The financial accounting and reporting (FAR) test covers topics related to accounting transactions and generating financial statements. This test is all about the day-to-day work of accounting. One tricky section on this part of the CPA exam is accounting for bonds. Use these tips to prepare for test questions related to bonds.
A bond is a debt instrument issued by the federal government, an agency, municipality or a corporation. The buyer of a bond is a creditor that earns interest income at a stated rate, and then is repaid their principal (original investment) at maturity. Bonds are typically issued in multiples of $1,000, which is also referred to as the bond’s par value.
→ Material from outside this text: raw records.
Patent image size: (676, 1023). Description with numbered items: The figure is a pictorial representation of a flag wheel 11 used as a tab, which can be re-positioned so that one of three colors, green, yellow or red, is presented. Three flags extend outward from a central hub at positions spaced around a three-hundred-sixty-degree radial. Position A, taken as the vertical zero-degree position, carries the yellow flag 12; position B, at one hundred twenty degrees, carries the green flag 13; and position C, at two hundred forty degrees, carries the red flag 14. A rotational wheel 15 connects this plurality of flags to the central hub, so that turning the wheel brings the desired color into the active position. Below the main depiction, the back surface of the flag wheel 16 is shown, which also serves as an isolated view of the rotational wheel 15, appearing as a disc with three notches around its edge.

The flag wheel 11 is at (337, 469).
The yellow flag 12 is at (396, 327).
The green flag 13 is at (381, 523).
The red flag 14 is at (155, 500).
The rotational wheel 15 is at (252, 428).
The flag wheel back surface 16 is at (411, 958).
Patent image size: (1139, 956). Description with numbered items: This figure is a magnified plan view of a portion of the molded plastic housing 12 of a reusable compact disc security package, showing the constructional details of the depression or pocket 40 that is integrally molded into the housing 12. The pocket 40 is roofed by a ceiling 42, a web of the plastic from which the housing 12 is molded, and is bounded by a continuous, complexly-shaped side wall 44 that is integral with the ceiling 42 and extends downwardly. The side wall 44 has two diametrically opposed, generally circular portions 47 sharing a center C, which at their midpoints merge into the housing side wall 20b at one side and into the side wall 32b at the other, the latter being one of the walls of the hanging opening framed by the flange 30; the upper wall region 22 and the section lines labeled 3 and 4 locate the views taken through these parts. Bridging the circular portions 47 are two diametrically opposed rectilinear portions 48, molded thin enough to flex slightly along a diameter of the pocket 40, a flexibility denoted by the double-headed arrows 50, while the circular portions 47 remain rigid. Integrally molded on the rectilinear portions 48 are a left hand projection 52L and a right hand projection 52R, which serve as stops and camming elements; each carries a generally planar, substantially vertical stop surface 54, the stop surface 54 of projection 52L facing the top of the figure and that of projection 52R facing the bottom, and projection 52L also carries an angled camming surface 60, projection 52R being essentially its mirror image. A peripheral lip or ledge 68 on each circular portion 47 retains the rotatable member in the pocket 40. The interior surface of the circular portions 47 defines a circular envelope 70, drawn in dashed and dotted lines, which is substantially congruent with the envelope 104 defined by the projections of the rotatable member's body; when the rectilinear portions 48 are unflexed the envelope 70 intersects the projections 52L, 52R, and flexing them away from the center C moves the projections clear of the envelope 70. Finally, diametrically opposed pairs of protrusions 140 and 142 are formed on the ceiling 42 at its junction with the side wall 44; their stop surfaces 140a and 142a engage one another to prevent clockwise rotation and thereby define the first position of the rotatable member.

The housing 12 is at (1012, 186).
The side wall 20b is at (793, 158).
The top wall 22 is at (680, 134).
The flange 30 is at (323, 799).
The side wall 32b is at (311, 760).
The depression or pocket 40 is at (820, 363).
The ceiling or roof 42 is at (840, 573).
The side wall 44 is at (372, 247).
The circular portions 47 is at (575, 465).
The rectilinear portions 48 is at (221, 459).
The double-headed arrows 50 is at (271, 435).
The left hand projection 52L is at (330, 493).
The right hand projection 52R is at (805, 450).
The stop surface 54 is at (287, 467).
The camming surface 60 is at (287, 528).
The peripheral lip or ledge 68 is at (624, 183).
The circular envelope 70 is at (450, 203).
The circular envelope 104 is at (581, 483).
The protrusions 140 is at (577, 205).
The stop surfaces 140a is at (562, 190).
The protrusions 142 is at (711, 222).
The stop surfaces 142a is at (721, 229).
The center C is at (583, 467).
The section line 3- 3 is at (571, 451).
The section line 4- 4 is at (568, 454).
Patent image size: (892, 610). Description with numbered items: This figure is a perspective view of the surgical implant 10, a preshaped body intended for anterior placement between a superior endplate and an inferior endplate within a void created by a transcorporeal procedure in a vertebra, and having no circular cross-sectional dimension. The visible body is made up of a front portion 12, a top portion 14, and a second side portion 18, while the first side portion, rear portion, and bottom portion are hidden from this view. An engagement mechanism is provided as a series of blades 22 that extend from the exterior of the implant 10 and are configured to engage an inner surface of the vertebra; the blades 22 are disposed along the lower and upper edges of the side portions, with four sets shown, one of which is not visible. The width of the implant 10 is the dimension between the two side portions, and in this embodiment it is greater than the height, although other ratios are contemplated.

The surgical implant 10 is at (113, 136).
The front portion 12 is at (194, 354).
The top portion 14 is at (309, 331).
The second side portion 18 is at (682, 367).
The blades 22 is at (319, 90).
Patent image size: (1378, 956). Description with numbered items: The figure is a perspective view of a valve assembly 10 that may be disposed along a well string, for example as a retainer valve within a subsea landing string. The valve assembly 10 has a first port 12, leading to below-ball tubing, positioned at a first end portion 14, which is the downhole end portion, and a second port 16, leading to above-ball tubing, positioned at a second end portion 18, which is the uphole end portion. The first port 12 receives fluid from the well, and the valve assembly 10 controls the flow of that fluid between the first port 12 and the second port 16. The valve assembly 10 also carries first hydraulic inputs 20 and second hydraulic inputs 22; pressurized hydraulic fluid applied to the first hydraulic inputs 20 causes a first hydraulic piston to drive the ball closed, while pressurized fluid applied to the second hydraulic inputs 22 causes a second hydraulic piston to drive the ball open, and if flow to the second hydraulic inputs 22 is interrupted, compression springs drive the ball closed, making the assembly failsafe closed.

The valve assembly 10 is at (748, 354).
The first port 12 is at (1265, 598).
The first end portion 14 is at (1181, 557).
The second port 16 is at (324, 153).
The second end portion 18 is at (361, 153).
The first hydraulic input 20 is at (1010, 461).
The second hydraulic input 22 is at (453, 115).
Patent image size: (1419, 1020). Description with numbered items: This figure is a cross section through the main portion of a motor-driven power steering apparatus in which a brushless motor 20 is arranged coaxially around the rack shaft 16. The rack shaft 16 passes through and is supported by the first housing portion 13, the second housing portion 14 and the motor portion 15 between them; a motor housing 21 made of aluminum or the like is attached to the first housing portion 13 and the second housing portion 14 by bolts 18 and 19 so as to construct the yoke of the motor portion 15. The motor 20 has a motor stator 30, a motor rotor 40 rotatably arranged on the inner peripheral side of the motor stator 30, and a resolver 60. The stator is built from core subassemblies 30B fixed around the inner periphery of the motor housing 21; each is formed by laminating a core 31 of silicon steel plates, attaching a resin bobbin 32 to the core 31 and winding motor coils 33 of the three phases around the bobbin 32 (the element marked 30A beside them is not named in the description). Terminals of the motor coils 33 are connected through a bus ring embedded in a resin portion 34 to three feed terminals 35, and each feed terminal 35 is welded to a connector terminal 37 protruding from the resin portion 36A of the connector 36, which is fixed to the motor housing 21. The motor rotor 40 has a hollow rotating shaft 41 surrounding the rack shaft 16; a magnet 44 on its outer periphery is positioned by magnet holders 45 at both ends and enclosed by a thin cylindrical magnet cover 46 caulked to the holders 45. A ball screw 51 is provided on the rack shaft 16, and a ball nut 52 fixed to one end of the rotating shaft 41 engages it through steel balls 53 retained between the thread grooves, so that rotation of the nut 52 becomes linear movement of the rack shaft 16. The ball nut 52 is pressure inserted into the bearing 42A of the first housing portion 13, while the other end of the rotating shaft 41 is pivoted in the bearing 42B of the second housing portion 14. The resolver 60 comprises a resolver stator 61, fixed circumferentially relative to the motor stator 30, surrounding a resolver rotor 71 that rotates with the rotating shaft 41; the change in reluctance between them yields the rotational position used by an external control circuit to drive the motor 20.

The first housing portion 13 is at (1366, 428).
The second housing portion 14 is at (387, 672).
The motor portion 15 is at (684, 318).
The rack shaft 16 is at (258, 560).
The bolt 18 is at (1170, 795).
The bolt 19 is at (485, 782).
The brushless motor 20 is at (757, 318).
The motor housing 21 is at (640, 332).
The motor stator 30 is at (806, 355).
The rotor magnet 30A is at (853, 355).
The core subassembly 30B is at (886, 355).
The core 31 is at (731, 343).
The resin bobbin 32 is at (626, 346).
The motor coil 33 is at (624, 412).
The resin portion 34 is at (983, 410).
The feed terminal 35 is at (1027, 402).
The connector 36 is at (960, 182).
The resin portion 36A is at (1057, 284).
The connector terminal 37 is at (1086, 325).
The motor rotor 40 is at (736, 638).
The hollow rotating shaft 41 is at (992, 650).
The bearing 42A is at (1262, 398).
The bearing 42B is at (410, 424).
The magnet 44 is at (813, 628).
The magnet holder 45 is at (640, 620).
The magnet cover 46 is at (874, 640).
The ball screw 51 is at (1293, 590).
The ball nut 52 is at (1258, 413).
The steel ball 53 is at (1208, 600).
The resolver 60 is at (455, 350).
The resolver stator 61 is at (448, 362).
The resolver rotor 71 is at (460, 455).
There are two difficult bond concepts that are frequently on the FAR test- accrued interest and the concept of bond premium amortization. Use these tips to get a solid understanding of these two areas.
Accrued interest is income that that buyer of a bond owes the seller, because the bond sale occurs between interest payment dates. The bond issuer pays interest to the person who owns the bond when the interest is due- regardless of how long that person has owned the bond. Because the issuer only pays interest to one person, bond buyers must pay sellers accrued interest.
Here’s an example. Assume that Bob buys a $1,000 6% IBM corporate bond from Susie on February 1st. The bond pays $30 interest on January 1st and June 1st of each year. Accrued interest for corporate bonds assumes 30 days in each month.
On June 1st, IBM (the issuer) pays Bob the entire six months of interest even though he only owed in the bond for five months. So, to get Susie the interest she is owed ($30 / 6 months = $5), Bob pays Susie $5 extra when he buys the bond. If the price of the bond is $1,000, for example, Bob will pay $1,005 to Susie.
Amortizing a bond premium
While the par value of a bond is $1,000, the market price of a bond changes, just like other investments. Changes in interest rates and the credit quality of the bond issuer, for example, will impact the price of a bond. If a bond is sold at a price above par, the price is referred to as a premium.
Let’s assume that Bob purchases a $1,000 6% 10-year IBM corporate bond for $1,100. Ignore accrued interest for this example and assume that the extra $100 above par is entirely a bond premium. Well, why would someone pay more than $1,000 for a bond? The most common reason is because the 6% interest rate is higher than other bonds in the market. If bonds of similar credit quality and maturity pay 5%, for example, a 6% bond is more valuable.
The extra $100 is an additional expense to the buyer. As a result, the amount of the premium is reclassified as an expense over the life of the bond using a process called amortization. In this case, the bond premium is amortized over 10 years.
There are several methods for bond amortization, but keep in mind that all methods reclassify the entire premium amount into bond expense by the time the bond matures. Using a straight-line method, for example, the amortization would be ($100 / 10 years = $10 a year).
A bond buyer can also buy a bond at a discount, which is less than $1,000 per bond. If that’s the case, the amount of the discount is amortized into bond income over the life of the bond.
These two concepts are frequently tested, so take the time nail down these concepts and work practice questions. If you are confident about these concepts, you can succeed on the FAR test.